The parish church St Clement's Church is a Grade II listed building, dedicated to Saint Clement. It was built in 1818–19 on a new site, after the previous church was destroyed by the sea.

In 1961 the civil parish of Sutton in the Marsh had a population of 1341. On 1 April 1974 the parish was abolished to form "Mablethorpe and Sutton".

==Railway influence==
The Alford and Sutton Tramway ran from Alford to Sutton-on-Sea on rails set into the road. It opened in 1884 and closed five years later.

Sutton-on-Sea railway station opened as part of the Sutton and Willoughby Railway in 1886, which connected the village southwards, enabling through holiday trains from the industrial Midlands and North of England to reach the resort. In 1888 the line was extended to Mablethorpe. The railway connection encouraged development in Sutton; between July and December 1889 40,328 passengers were carried to Sutton, 1,700 more than to Mablethorpe in the same period.

The railway stations and line in the village closed on 5 October 1970.

==Harbour plans==
Sutton le Marsh (as it was then called) was considered to be an ideal location for a new fishing harbour. The Sutton & Willoughby Railway & Dock Company was authorised by Parliament on 28 July 1884 to build docks at Sutton, and to make a railway branch line to the main line at Willoughby. Authorised share capital was £60,000. The company was unable to raise the capital it needed, and it built only the railway line and not the dock.
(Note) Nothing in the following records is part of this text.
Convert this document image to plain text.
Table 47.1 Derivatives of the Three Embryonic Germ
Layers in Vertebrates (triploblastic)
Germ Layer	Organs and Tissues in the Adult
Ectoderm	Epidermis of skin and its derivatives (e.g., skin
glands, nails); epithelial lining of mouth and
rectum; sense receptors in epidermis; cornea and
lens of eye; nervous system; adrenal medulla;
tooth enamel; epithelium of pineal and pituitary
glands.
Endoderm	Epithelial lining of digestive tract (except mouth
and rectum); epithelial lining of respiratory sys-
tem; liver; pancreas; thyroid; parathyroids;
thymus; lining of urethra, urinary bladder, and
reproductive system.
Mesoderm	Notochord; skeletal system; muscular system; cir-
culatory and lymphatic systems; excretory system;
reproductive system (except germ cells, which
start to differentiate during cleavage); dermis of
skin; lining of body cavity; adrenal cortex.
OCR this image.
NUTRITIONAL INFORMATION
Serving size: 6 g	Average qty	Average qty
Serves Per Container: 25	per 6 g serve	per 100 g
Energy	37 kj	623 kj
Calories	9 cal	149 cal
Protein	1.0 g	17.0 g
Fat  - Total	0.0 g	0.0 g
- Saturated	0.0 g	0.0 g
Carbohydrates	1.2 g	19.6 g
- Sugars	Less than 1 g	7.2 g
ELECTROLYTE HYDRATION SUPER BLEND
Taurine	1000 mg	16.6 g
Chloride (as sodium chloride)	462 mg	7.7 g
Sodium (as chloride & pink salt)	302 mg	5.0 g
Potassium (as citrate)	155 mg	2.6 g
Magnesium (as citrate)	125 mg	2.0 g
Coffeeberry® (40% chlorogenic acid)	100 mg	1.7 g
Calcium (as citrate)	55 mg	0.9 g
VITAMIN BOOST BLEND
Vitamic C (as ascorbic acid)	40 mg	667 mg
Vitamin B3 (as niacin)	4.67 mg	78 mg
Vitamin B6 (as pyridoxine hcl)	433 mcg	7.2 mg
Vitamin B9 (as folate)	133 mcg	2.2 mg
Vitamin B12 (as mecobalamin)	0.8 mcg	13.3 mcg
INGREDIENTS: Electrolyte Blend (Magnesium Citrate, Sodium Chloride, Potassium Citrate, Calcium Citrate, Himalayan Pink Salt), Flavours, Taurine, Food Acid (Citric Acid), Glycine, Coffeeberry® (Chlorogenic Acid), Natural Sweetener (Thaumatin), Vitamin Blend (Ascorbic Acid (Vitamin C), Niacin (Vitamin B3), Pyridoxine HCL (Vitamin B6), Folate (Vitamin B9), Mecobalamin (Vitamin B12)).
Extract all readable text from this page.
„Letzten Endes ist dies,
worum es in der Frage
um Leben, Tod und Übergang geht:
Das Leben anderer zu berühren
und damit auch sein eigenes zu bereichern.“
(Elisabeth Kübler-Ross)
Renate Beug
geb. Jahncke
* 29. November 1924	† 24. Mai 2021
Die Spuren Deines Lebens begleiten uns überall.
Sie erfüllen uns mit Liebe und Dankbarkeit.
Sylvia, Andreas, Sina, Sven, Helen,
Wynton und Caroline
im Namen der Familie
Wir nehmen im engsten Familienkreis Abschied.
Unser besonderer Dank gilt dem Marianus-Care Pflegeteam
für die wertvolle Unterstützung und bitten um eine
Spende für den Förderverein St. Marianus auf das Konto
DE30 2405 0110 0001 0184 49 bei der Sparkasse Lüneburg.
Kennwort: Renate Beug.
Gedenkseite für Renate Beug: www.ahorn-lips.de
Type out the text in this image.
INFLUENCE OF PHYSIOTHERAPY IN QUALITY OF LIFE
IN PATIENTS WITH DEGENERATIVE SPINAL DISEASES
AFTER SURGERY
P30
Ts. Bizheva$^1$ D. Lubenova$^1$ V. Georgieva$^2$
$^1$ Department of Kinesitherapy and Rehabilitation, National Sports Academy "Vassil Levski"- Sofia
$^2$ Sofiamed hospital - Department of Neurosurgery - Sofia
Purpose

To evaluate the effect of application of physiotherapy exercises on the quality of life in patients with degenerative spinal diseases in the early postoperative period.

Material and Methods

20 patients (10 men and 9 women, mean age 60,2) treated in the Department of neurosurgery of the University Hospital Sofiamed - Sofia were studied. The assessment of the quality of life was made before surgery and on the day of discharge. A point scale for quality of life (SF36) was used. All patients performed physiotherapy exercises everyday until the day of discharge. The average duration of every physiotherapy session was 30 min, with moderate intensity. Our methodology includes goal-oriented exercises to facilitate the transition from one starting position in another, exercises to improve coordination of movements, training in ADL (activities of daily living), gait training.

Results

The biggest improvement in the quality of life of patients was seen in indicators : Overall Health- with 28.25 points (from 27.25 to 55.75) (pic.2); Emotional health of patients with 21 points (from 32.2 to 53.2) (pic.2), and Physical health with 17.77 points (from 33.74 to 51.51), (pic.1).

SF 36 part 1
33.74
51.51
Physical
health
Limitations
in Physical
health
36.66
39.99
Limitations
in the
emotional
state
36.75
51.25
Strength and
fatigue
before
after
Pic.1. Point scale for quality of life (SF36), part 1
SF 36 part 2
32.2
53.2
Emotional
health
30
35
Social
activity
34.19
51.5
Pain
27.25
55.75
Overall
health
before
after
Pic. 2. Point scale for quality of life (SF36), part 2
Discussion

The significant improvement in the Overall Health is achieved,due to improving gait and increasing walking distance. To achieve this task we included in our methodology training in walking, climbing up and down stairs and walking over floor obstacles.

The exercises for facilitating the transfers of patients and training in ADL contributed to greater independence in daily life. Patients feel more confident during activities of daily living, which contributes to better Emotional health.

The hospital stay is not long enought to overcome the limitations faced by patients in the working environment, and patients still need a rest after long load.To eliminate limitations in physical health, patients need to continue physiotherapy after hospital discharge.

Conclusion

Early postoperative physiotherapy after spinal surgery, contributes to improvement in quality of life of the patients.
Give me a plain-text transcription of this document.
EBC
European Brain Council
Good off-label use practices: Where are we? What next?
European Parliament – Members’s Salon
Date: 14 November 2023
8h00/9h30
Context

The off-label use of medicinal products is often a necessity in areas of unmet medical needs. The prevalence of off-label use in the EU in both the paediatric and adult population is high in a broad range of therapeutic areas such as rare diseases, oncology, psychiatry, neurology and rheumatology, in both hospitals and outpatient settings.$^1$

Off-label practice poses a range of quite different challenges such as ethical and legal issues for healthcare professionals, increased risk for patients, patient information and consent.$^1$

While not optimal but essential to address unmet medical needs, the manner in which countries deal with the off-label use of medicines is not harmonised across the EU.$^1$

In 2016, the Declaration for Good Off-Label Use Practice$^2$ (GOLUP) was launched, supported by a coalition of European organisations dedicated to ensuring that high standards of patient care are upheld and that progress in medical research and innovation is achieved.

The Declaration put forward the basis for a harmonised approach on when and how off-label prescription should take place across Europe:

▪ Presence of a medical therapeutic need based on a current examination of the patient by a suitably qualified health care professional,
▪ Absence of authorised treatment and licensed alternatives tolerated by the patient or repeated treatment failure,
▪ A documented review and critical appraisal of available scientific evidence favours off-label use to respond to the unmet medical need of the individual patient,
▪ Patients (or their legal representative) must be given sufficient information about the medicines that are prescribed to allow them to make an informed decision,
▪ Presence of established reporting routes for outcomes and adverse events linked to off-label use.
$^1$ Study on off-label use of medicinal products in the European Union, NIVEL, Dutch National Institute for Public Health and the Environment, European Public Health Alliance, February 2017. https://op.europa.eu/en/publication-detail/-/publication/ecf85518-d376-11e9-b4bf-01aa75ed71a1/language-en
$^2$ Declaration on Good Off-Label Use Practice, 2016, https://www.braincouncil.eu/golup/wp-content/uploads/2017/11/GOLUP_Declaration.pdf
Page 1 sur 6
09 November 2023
In December 1886 a fresh concern, the North Sea Fisheries Harbour & Dock Company promoted the scheme again, and it asked the Great Northern Railway for financial assistance. The GNR was the dominant network in the area, and at that time rail conveyance of fresh fish to the centres of population was good business for railway companies. Grimsby was well served by a rival railway company, the Manchester, Sheffield and Lincolnshire Railway and the North Sea Fisheries company hoped that the GNR would fund the construction. However the GNR saw that the dock expenditure would be very heavy, and would not pay, and it refused.

Port proposed by the Lancashire, Derbyshire and East Coast Railway

The idea of a new harbour was revived in 1891, when the Lancashire, Derbyshire and East Coast Railway was authorised to build a railway line across the country to Sutton. Sutton was preferred to Boston, which was also considered, because land was available at Sutton, and Trinity House said that Sutton was the best site for a port of refuge on that coast. This was a huge project, and once again the company was unable to raise the money it needed; it built a small portion of the planned railway, and did not start the harbour works. Eventually the company became owned by the Great Central Railway, which developed Immingham Docks from 1906.

==Education==
Sutton on Sea Community Primary School was built in 1862 as a National School, becoming a board school in 1887, and a council school in 1903. It became a primary school in 1964, and has been called the Sutton on Sea Community Primary School since 1999.

==Media==
Local news and television programmes are provided by BBC Yorkshire and Lincolnshire and ITV Yorkshire. Television signals are received from the Belmont TV transmitter. Local radio stations are BBC Radio Lincolnshire, Greatest Hits Radio Lincolnshire, Hits Radio Lincolnshire and Coastal FM, a community based station. The village is served by the local newspaper, Mablethorpe & Sutton Leader which publishes Wednesdays.

==Demography==

When the 2011 census was taken, Sutton on Sea had two electoral wards, North and South. The south ward ranked, out of all 8570 nationwide, second by proportion of retirees in the total population, and the north ward ranked sixth. Between these, ranking third, was neighbouring Trusthorpe and Mablethorpe South, since which time the ward has been redrawn as Mablethorpe). The proportion on average, nationally was 15.6%; in the three wards mentioned the proportions respectively were: 45.5% retired, 41.1% retired and 42.1% retired.